Recently, SSTC was engaged by a company overseas for some to help them position their Secure Coding Practices courses in the UK. Due to this particular arrangement being new to both companies; on hand boilerplate contracts were not quite correct for the business relationship both companies were after. We had to look to source and/or create new contracts. Boilerplate commission/referral agreements are of course, no huge challenge to source, but tailoring one for use in a multinational agreement does present some challenges. SSTC has been watching the growing integration of LLMs into all aspects of business and decided that this would be an interesting avenue to test how various large language models deal with the problem of legal document refinement, and how that matches up with how humans would approach the problem, with a view to understanding how these models will be further integrated into our working lives in the future
We first trialed using a service called GenieAI which markets itself as a Legal specific language model. At the recent Risk AI conference one of the more salient points I noticed was that a few people brought up how more specialised,discrete large language models are likely to become the norm for specialised roles and tasks,as it improves the accuracy of responses, minimizes hallucination, and drastically reduces the amount of compute needed to run models, meaning that rather than the enterprise scale level of compute needed to run these models, future LLMs could run on machines at the SME or even consumer level. The Legal specific LLM did pick up on some useful suggestions, including language localisation, with specific advice that some legalese may not translate in direct cognates. It also singled out that the country we were contracting with places specific interest in protecting the intellectual property rights of its companies, which was interesting as this had been pointed out by our opposite legal number, showing a congruence between human and machine advice. This all said, the generalised large language model used caught most of these suggestions, with the exception of the specific emphasis on intellectual property. Without knowing the inner workings of Genie AI’s model, it is hard to say if this small but noticeable increase in accuracy is actually a function of it using a more specific model, but it is certainly interesting to note
When switching to recommendations from a general AI it picked up on many of the same several useful suggestions on determining a language clause, a localization clause and much of what Genie AI had done. It agreed with recommending a neutral venue for arbitration, though it noted that the specific mention of Vienna was considered too far away for both parties, and also suggested including a force majeure clause, along with a clearer denomination of all times, currencies, and other placeholders. To my eye, these recommendations would not have put a legal practitioner in a much worse position than if they had relied on a legal specific AI, making their utility as a differentiated tool at the moment a bit questionable. That said, being able to run an AI discretely, thus offline, may be a significant leg up which might soon be afforded by using these smaller models.

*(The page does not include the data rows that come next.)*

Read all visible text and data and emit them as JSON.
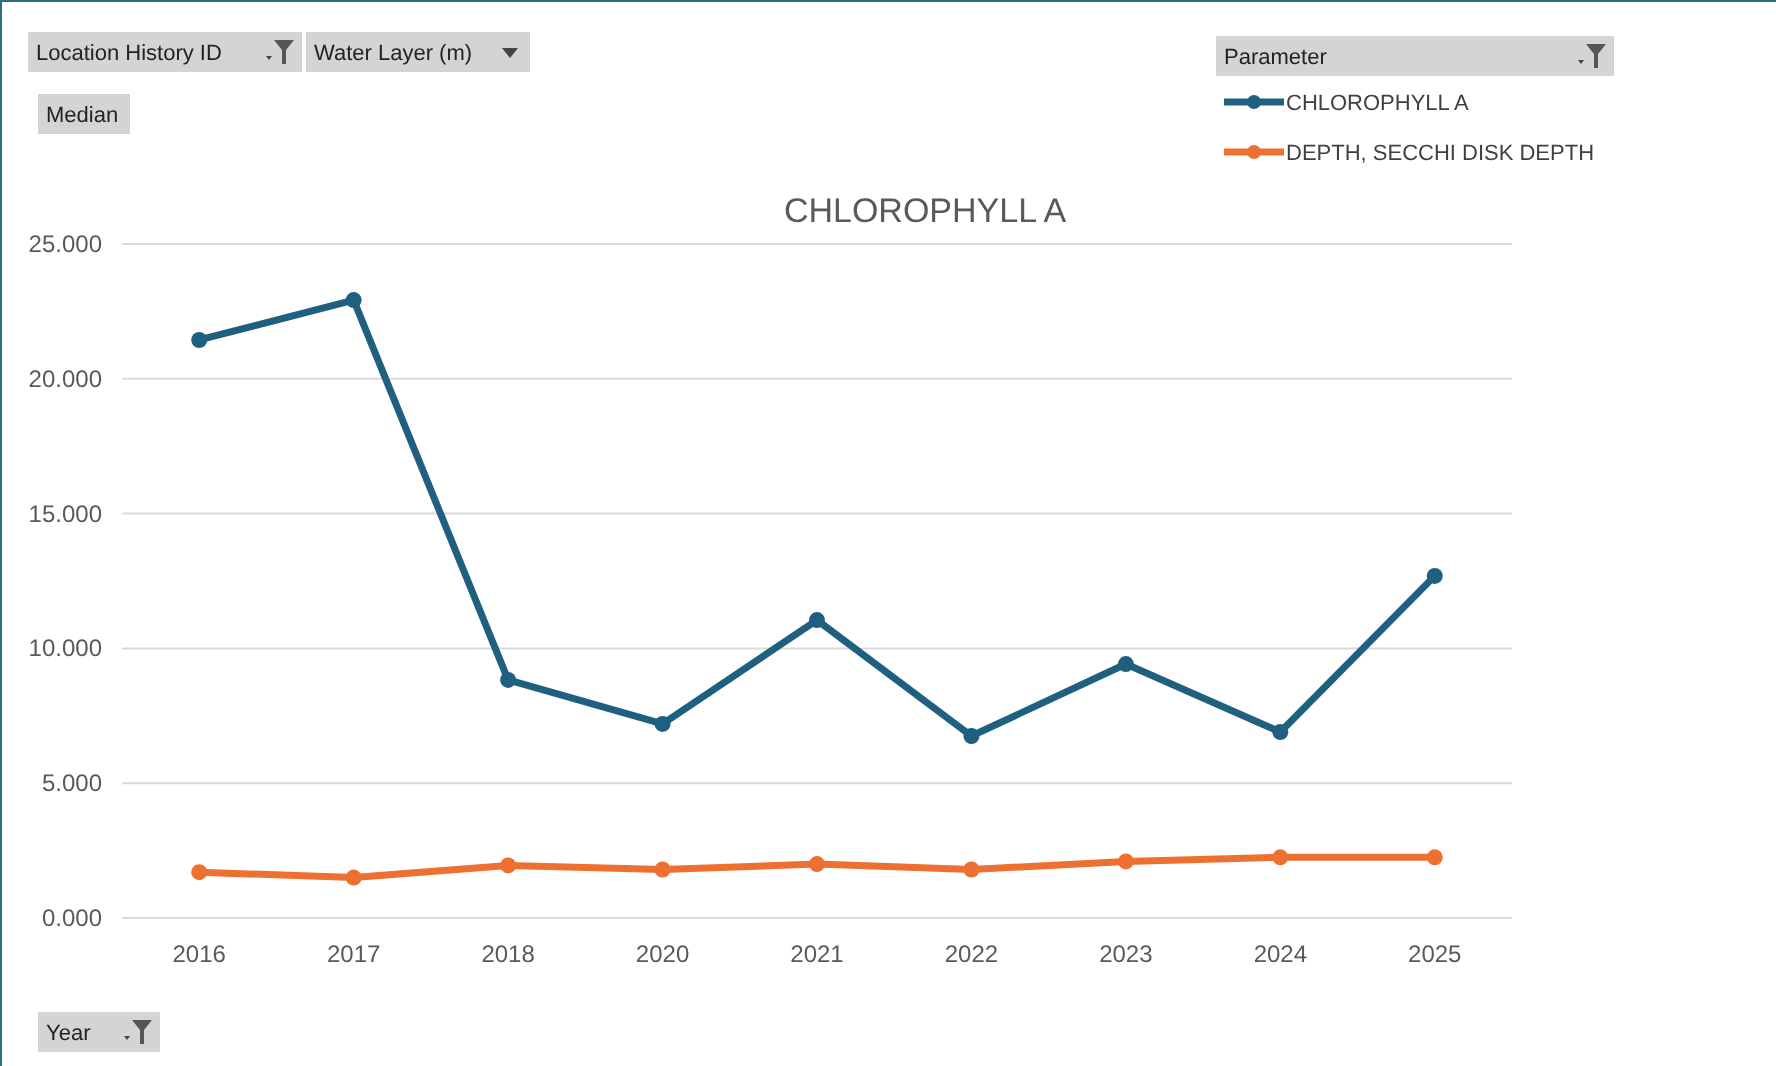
{
  "chart_data": {
    "type": "line",
    "title": "CHLOROPHYLL A",
    "legend_title": "Parameter",
    "annotations": [
      "Location History ID",
      "Water Layer (m)",
      "Median",
      "Year"
    ],
    "categories": [
      "2016",
      "2017",
      "2018",
      "2020",
      "2021",
      "2022",
      "2023",
      "2024",
      "2025"
    ],
    "series": [
      {
        "name": "CHLOROPHYLL A",
        "color": "#1f5f7f",
        "values": [
          21.44,
          22.92,
          8.83,
          7.2,
          11.05,
          6.75,
          9.42,
          6.9,
          12.69
        ]
      },
      {
        "name": "DEPTH, SECCHI DISK DEPTH",
        "color": "#ed7030",
        "values": [
          1.7,
          1.5,
          1.95,
          1.8,
          2.0,
          1.8,
          2.1,
          2.25,
          2.25
        ]
      }
    ],
    "ylim": [
      0,
      25
    ],
    "yticks": [
      {
        "value": 0,
        "label": "0.000"
      },
      {
        "value": 5,
        "label": "5.000"
      },
      {
        "value": 10,
        "label": "10.000"
      },
      {
        "value": 15,
        "label": "15.000"
      },
      {
        "value": 20,
        "label": "20.000"
      },
      {
        "value": 25,
        "label": "25.000"
      }
    ],
    "grid": "y",
    "legend": "top right",
    "marker": "circle",
    "line_style": "solid"
  }
}
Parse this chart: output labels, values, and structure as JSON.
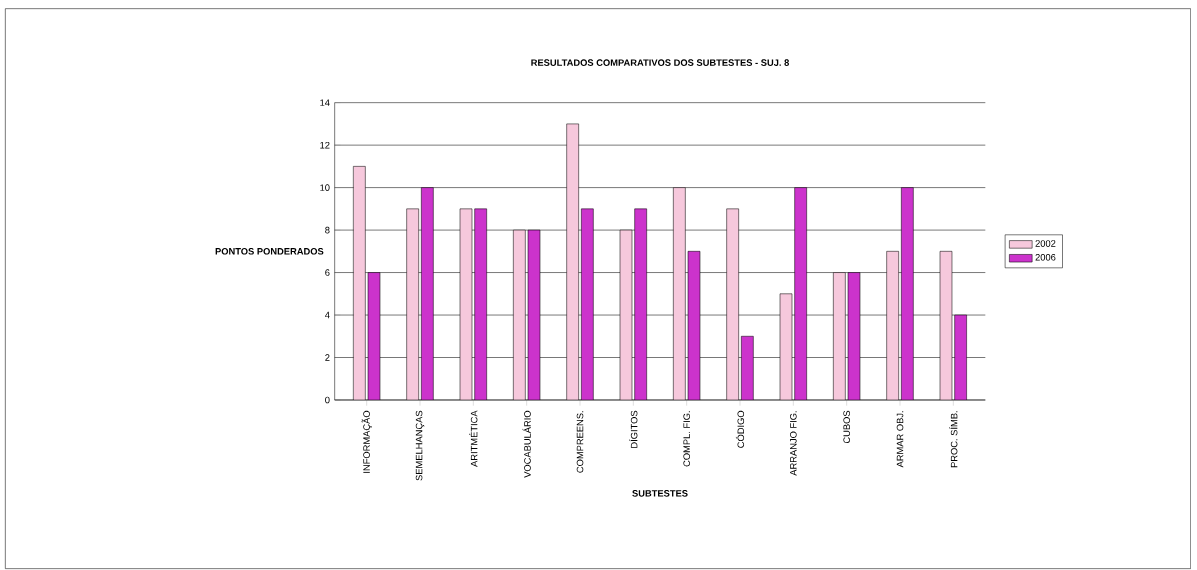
{
  "chart_data": {
    "type": "bar",
    "title": "RESULTADOS COMPARATIVOS DOS SUBTESTES - SUJ. 8",
    "xlabel": "SUBTESTES",
    "ylabel": "PONTOS PONDERADOS",
    "categories": [
      "INFORMAÇÃO",
      "SEMELHANÇAS",
      "ARITMÉTICA",
      "VOCABULÁRIO",
      "COMPREENS.",
      "DÍGITOS",
      "COMPL. FIG.",
      "CÓDIGO",
      "ARRANJO FIG.",
      "CUBOS",
      "ARMAR OBJ.",
      "PROC. SÍMB."
    ],
    "series": [
      {
        "name": "2002",
        "color": "#f6c8dc",
        "values": [
          11,
          9,
          9,
          8,
          13,
          8,
          10,
          9,
          5,
          6,
          7,
          7
        ]
      },
      {
        "name": "2006",
        "color": "#cc33cc",
        "values": [
          6,
          10,
          9,
          8,
          9,
          9,
          7,
          3,
          10,
          6,
          10,
          4
        ]
      }
    ],
    "ylim": [
      0,
      14
    ],
    "yticks": [
      0,
      2,
      4,
      6,
      8,
      10,
      12,
      14
    ],
    "grid": "y",
    "legend": "right"
  }
}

When using a general AI to compose a table comparing recommendations for two legal jurisdiction, humans reviewing the table, found many similarities between the recommendations between the two jurisdictions, however, synthesizing actionable advice from the comparison proved challenging, as the details required deeper legal expertise to interpret effectively, whereas when asked, the general AI was able to recommend a set of actions that would bring the document into further compliance with BOTH jurisdictions, a task that seemingly would require one or several human experts, and a considerable amount of time and effort. As the jurisdiction we are looking to contract with is also quite niche as a business partner for UK businesses it is also not even a given that there are actually experts in both legal systems who would be on hand to make such a recommendation.
Both the Legal and General purpose AIs excelled at giving clear, actionable advice in a way that probably would have taken human practitioners a large amount of time and resources to do. This can be taken as a bit of a double edged sword, as mentioned later, this advice can occasionally be a bit rough around the edges for very fine,niche, specific details. This coupled with the availability and clarity of the instructions
The generalised LLM made an error in omission in not noting the particular emphasis a foreign jurisdiction places on Intellectual property rights; if we had not also been running the document through a legal specific LLM for refinement, we would have needed a legal expert in that foreign jurisdiction to catch this error, which reduces the amount that we would currently be able to rely on a LLM for document refinement.
The general AI showed clear advantages over a legal specific AI in the simple digestibility of the recommendations and language it returns to prompting, however, when compared to the legal AI it does sometimes make errors of omission. Utilizing both models may end up yielding the best results for teams seeking accurate legal solutions, but conveyed in a manageable, non legalese fashion.